16. A method of deploying a device at a fenestration site to form a fenestration in a graft material of a stent graft, the method comprises:

delivering a distal tip of the cutting guidewire device to the fenestration site;

penetrating the graft material of the stent graft at the fenestration site with the distal tip; and

creating the fenestration at the fenestration site with one or more cutters of the cutting guidewire device.

17. The method of claim 16, wherein the cutting guidewire device includes an outer member including one or more struts carrying the one or more cutters and an inner member situated within the outer member.
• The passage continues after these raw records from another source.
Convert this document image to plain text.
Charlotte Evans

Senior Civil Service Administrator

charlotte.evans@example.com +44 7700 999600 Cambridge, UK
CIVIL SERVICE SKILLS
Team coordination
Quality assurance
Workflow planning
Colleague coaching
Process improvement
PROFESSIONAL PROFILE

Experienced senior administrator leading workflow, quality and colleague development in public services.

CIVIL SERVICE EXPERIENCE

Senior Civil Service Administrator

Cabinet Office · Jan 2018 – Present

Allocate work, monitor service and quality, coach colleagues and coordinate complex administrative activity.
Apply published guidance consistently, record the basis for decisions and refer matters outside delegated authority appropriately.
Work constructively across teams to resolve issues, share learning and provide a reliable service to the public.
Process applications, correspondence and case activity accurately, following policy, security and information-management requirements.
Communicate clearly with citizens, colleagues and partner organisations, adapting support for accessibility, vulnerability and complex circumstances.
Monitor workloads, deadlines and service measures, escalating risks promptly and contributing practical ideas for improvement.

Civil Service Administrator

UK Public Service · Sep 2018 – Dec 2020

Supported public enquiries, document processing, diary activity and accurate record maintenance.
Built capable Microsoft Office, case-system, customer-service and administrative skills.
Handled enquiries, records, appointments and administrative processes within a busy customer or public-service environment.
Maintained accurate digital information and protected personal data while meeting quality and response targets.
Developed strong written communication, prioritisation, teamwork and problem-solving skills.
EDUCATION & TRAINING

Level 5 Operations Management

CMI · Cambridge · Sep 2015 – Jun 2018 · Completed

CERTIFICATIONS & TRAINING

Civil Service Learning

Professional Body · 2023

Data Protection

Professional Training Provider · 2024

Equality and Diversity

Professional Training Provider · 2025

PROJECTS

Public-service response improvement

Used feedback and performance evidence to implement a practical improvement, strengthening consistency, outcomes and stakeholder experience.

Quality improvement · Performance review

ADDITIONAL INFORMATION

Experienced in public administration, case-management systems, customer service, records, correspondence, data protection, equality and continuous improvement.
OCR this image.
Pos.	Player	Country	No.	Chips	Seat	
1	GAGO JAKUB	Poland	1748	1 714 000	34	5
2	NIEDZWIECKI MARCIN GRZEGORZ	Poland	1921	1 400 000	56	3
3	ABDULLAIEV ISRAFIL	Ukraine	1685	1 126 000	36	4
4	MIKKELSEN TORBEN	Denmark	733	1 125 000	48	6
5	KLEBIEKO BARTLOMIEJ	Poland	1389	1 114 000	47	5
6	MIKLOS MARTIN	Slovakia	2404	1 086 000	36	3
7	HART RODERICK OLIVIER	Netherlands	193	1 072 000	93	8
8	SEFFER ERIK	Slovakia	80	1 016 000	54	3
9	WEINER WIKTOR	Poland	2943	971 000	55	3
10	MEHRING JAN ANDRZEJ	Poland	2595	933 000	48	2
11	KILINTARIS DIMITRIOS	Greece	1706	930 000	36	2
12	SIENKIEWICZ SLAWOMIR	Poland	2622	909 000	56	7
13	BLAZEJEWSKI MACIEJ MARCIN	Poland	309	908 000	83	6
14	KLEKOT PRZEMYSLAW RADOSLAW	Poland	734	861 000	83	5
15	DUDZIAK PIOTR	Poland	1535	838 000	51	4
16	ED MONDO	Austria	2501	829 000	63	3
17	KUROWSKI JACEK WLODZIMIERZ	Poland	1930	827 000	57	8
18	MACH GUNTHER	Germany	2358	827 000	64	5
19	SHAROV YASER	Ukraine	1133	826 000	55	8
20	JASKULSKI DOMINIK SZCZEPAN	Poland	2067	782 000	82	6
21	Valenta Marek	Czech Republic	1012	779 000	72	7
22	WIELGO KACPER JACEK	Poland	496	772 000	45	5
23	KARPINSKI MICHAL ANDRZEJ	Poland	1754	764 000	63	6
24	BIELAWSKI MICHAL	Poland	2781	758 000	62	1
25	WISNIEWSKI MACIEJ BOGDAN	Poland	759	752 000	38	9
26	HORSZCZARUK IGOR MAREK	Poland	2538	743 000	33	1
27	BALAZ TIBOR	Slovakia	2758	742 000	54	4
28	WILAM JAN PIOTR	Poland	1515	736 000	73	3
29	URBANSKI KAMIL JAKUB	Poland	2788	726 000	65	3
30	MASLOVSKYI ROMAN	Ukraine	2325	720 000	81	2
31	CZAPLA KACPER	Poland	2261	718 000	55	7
18. The method of claim 17 further comprising aligning the one or more cutters with the graft material, compressing the outer member to urge the one or more struts carrying the one or more cutters outward, and activating the one or more cutters to create the fenestration.

19. The method of claim 18, wherein the one or more cutters are one or more electrodes, and the activating step includes energizing the one or more electrodes to create the fenestration.

20. The method of claim 18 further comprising retracting the distal tip into the outer member after the aligning step.